After whistleblowers claimed widespread abuse of the drug in the sport, the Australian Football League ( AFL ) has denied having a cocaine problem.

An MP charged the Melbourne Demons membership and the AFL in general of covering up violations of the team’s drug policy in a speech to parliament on Tuesday.

According to Andrew Wilkie, players were being asked to fabricate injuries to avert fit day medication tests.

The AFL’s manager did not contradict those statements, but said medication use was surprising.

The biggest supporter numbers of any game are present at the Australian Rules football competition.

Mr. Wilkie allegedly used legislative opportunity to make the allegations public by which three people, according to him, gave them. Glen Bartlett, a former Demons leader, Zeeshan Arain, a former team doctor, and Shaun Smith, a former gamer and father of recent Demons legend Joel Smith, are among them.

In his conversation, Mr.

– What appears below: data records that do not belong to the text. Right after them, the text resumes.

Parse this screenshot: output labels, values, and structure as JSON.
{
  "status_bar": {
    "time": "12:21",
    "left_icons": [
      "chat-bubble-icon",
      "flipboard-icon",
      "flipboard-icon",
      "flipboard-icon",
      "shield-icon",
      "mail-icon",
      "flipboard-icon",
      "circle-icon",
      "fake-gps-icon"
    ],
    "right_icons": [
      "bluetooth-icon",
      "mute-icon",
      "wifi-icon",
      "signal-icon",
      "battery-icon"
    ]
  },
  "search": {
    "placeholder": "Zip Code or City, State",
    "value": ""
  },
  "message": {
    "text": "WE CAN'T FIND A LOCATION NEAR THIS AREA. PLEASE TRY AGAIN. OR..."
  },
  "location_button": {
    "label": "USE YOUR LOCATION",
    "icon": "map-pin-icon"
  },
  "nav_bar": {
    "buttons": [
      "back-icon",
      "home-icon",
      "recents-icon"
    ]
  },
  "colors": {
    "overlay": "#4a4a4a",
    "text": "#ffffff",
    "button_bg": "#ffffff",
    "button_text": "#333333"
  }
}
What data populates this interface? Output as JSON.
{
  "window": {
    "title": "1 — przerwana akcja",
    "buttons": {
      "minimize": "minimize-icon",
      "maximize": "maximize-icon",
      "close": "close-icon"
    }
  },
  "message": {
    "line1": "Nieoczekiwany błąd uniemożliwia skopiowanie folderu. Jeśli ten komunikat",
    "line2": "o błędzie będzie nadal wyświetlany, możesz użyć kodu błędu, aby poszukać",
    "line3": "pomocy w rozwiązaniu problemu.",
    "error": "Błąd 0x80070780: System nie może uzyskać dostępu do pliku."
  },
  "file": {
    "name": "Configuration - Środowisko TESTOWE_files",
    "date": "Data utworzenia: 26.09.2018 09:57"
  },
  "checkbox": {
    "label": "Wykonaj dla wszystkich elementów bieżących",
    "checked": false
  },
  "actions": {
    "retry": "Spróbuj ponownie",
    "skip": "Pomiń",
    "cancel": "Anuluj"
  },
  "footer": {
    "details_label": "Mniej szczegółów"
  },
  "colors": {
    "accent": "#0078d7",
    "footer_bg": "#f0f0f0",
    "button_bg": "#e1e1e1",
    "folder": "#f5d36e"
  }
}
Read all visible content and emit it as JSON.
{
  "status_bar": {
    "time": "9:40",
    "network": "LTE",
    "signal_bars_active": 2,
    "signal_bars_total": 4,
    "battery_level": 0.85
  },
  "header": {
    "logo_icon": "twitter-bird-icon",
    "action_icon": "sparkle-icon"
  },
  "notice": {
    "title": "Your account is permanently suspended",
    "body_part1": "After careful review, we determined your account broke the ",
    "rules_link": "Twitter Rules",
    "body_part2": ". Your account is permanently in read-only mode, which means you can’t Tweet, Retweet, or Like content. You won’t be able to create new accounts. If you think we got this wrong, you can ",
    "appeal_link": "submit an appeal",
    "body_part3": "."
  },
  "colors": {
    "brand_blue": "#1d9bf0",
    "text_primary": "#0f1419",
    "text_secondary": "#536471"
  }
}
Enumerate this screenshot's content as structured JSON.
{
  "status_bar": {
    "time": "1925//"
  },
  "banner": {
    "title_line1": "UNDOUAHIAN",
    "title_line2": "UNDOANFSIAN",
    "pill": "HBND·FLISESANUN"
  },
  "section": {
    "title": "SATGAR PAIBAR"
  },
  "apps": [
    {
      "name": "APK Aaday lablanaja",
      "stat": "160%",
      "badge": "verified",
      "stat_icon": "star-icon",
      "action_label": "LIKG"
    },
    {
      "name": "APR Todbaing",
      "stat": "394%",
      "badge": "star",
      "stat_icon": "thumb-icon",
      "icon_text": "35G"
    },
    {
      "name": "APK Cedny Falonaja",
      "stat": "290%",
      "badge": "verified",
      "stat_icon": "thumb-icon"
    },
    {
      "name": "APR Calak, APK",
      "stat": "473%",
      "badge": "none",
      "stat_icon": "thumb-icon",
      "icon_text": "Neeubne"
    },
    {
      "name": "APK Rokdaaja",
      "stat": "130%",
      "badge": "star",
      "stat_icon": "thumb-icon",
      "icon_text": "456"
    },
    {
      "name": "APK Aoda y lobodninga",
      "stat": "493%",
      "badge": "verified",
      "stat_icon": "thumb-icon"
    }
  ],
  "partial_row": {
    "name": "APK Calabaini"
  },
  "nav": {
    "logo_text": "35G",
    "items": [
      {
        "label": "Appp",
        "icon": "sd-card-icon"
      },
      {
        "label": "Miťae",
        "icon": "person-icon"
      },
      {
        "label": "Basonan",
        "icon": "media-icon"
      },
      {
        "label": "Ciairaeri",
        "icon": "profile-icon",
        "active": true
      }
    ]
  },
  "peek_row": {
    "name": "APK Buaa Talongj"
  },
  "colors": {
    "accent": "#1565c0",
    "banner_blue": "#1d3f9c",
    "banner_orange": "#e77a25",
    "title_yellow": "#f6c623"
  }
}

Wilkie asserted that “off- the- ebooks” tests were carried out at a Melbourne disease center and were led by a previous AFL chief medical officer.

The MP claimed that players who had positive tests were “advised to lie about their condition” and that they had been kept secret from governing bodies like Sports Integrity Australia ( SIA ) or the World Anti-Doping Agency as well as team coaches.

Those who test positive for illegal drugs on meet times are subject to penalties, including prohibitions, under the anti-doping code.

In other words, “hundreds of dozens of Australians will watch the game without realizing that the AFL has knowingly manipulated it,” said Mr. Wilkie.

The manager of the Demons claimed that he had no idea of the reported process and was surprised by the allegations. The group’s captain has also recently denied that there is a drug culture at the club.

In a press release, AFL CEO Andrew Dillon stated that the game conducted its unique illegal drug testing in addition to those conducted by governing body.

We do n’t want them to participate in matches because there is a chance that they might have something in their system, and we do n’t want them to do it because their health and welfare are important to them above all else, he said.

He did not address the claim that players were instructed to false injuries so that nobody else would know about their outcomes, but that participants had a correct to doctor-patient pleasure.

The AFL is reviewing its illegal drugs scheme, he added, but the activity does not have a drug problem.

” What we’re talking about here is a tiny handful of people over a time”, he said.

Two Sydney Swans team AFL women’s players were given suspended games earlier this week for each cocaine ownership.

And last quarter, the SIA accused Joel Smith of having and” smuggling or attempted prostitution” cocaine, who has been suspended from playing. He has not been illegally charged.